Esta vigilancia personal es solo la punta del iceberg, el preludio
analógico de todo un despliegue digital. Despreciando el derecho a la
intimidad, el gobierno chino ha instalado a lo largo y ancho de Xinjiang
cámaras de vídeo que combina con programas de reconocimiento facial; ha
creado aplicaciones móviles específicas para que los funcionarios
informen sobre sus observaciones; ha instalado puntos de control
electrónicos; y procesa toda la información con tecnologías de
macrodatos.
Después determina quién debe ser detenido y reeducado. Se
trata del mayor caso de detenciones arbitrarias en décadas: más de un
millón de musulmanes de etnia túrquica se han visto privados de libertad
y sometidos a un adoctrinamiento forzoso. Las detenciones han dejado un
sinnúmero de “huérfanos” –niños cuyos progenitores han sido detenidos–
internados en escuelas y orfanatos estatales, donde también son
adoctrinados. Las escuelas públicas de Xinjiang también educan en la
ideología del gobierno.
El objetivo aparente es apartar a los musulmanes del ejercicio
religioso, de su identidad étnica y de cualquier opinión política
independiente. La única manera que tienen los detenidos de recobrar la
libertad es convencer a sus carceleros de que no practican el islam, de
que hablan mandarín y de que solo creen en Xi Jinping y el PCCh. Este
proyecto refleja la voluntad totalitaria de rediseñar el pensamiento de
los ciudadanos hasta que acepten la supremacía del gobierno y del
partido.
Pekín está poniendo en marcha otros sistemas de vigilancia e
ingeniería de conducta por todo el país. Cabe destacar el “sistema de
crédito social” que, promete el gobierno, castigará los comportamientos
indeseables –como cruzar la calle imprudentemente o no pagar costes
judiciales– y recompensará los deseables. El baremo de “fiabilidad” de
los ciudadanos condicionará el acceso a prestaciones y derechos
sociales, como vivir en una ciudad atractiva, enviar a los hijos a una
escuela privada o viajar en avión o tren de alta velocidad. De momento
no se incluyen en el baremo variables relacionadas con la opinión
política, pero no sería de extrañar que esto acabase ocurriendo.

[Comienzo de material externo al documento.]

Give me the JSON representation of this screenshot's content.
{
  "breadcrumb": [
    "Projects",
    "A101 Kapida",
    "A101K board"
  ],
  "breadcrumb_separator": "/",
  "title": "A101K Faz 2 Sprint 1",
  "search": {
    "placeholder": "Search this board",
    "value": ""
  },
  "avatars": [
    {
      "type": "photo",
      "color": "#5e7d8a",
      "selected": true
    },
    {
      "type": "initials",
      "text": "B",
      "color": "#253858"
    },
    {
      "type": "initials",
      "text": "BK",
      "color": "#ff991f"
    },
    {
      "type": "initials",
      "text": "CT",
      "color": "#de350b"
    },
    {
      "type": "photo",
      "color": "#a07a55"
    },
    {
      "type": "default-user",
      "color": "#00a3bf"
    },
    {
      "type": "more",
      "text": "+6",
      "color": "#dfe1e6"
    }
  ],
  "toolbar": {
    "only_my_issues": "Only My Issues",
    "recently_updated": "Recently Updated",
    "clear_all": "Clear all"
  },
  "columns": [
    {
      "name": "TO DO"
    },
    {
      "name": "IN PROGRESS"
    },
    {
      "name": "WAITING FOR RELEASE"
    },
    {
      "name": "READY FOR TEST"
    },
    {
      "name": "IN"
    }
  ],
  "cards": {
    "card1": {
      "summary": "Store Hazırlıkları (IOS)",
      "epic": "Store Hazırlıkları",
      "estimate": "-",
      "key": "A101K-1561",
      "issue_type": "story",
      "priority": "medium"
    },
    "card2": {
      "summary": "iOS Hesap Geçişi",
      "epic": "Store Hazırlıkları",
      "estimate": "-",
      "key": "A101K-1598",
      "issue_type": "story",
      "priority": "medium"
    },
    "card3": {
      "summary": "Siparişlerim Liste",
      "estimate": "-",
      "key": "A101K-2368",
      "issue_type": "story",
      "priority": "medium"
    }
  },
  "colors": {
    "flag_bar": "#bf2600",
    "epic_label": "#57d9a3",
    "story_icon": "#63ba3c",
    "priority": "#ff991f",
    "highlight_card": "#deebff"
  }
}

Este Estado de vigilancia es exportable a otros lugares, lo que
plantea lúgubres perspectivas de futuro. Pocos gobiernos tienen la
capacidad de desplegar la cantidad de recursos humanos que China ha
enviado a Xinjiang, pero la tecnología es una herramienta al alcance de
gobiernos que no se caracterizan precisamente por proteger la intimidad
de sus ciudadanos: Kirguistán, Filipinas o Zimbabue, entre otros. Estas
tecnologías que permiten abusar de la intimidad del ciudadano son
vendidas por empresas chinas, pero también alemanas, israelíes y
británicas. No obstante, China las ofrece en paquetes asequibles para
gobiernos que quieren emular su modelo de vigilancia.
Una dictadura próspera
Muchos autócratas miran con envidia a China por el sugerente cóctel
de exitoso desarrollo económico, rápida modernización y firme ejercicio
del poder. Lejos de ser tratado como un paria, al gobierno chino le
rinden pleitesía todos los países del mundo. China acoge prestigiosos
eventos internacionales, como los Juegos Olímpicos de Invierno en 2022.

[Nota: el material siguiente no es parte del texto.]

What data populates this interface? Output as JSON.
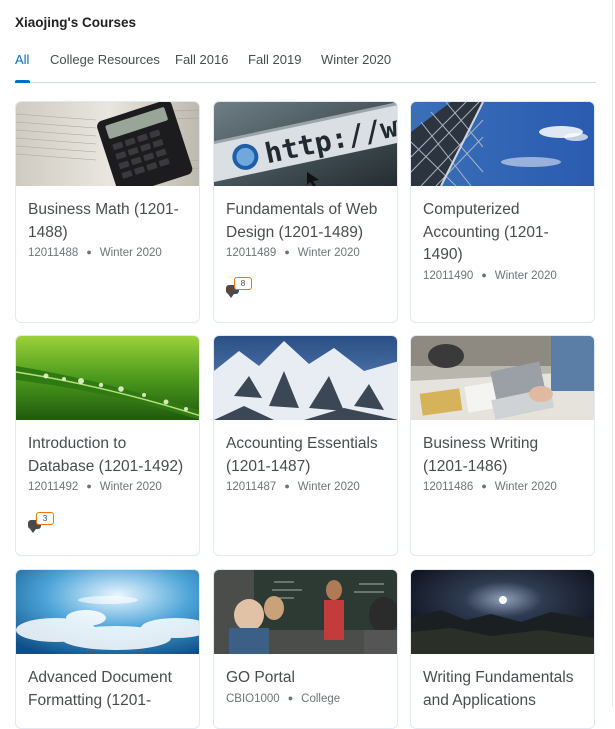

El objetivo es presentar la imagen de un país poderoso, acogedor y
abierto, aunque su autocracia sea cada vez más despiadada.

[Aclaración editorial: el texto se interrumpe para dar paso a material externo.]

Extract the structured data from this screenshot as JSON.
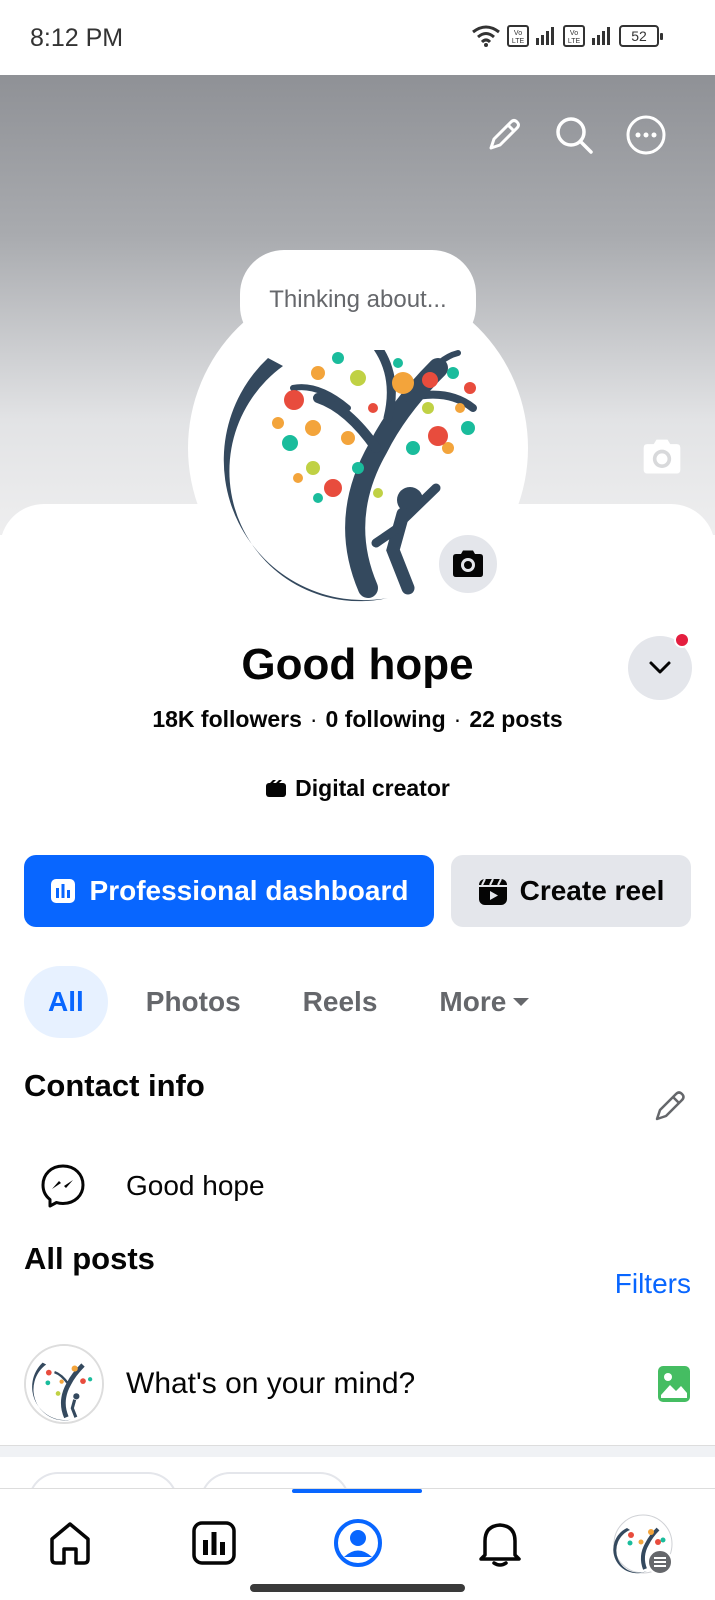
{
  "status_bar": {
    "time": "8:12 PM",
    "battery": "52",
    "icons": [
      "wifi-icon",
      "volte-icon",
      "signal-icon",
      "volte-icon",
      "signal-icon",
      "battery-icon"
    ]
  },
  "cover": {
    "actions": [
      "pencil-icon",
      "search-icon",
      "more-icon"
    ],
    "camera_icon": "camera-icon"
  },
  "thought_bubble": {
    "text": "Thinking about..."
  },
  "profile": {
    "name": "Good hope",
    "followers": "18K followers",
    "following": "0 following",
    "posts": "22 posts",
    "separator": "·",
    "category": "Digital creator",
    "notification_color": "#e41e3f"
  },
  "actions": {
    "primary_label": "Professional dashboard",
    "secondary_label": "Create reel",
    "primary_color": "#0866ff"
  },
  "tabs": [
    {
      "label": "All",
      "active": true
    },
    {
      "label": "Photos",
      "active": false
    },
    {
      "label": "Reels",
      "active": false
    },
    {
      "label": "More",
      "active": false
    }
  ],
  "contact_info": {
    "title": "Contact info",
    "items": [
      {
        "icon": "messenger-icon",
        "value": "Good hope"
      }
    ]
  },
  "all_posts": {
    "title": "All posts",
    "filters_label": "Filters",
    "composer_placeholder": "What's on your mind?"
  },
  "bottom_nav": [
    {
      "name": "home",
      "icon": "home-icon",
      "active": false
    },
    {
      "name": "dashboard",
      "icon": "dashboard-icon",
      "active": false
    },
    {
      "name": "profile",
      "icon": "profile-icon",
      "active": true
    },
    {
      "name": "notifications",
      "icon": "bell-icon",
      "active": false
    },
    {
      "name": "menu",
      "icon": "avatar-menu-icon",
      "active": false
    }
  ]
}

Antaño se creía que, conforme China creciese económicamente,
aparecería una clase media que exigiría más derechos. Esta premisa
sirvió para instalarse en una cómoda ficción, la de que no era necesario
incordiar a Pekín al respecto de la represión. Bastaba con hacer
negocios. Hoy pocos mantienen esa postura, aunque la mayoría de
gobiernos han encontrado otras maneras de justificar el statu quo.
Siguen priorizando las oportunidades económicas sin la pretensión de
plantear estrategias que fomenten el respeto de los derechos humanos en
el país asiático.
De hecho, el PCCh ha demostrado que el crecimiento económico puede fortalecer la dictadura, pues le proporciona medios para ejercer su poder. Permite, en efecto, gastar el dinero necesario en mantener su dominio, multiplicando las fuerzas de seguridad del Estado y ampliando el sistema de censura y vigilancia.
Los abundantísimos recursos que
apuntalan la autocracia despojan a todos los habitantes de China de
cualquier opinión al respecto de cómo están siendo gobernados. Este
devenir es música celestial para los oídos de los dictadores del mundo.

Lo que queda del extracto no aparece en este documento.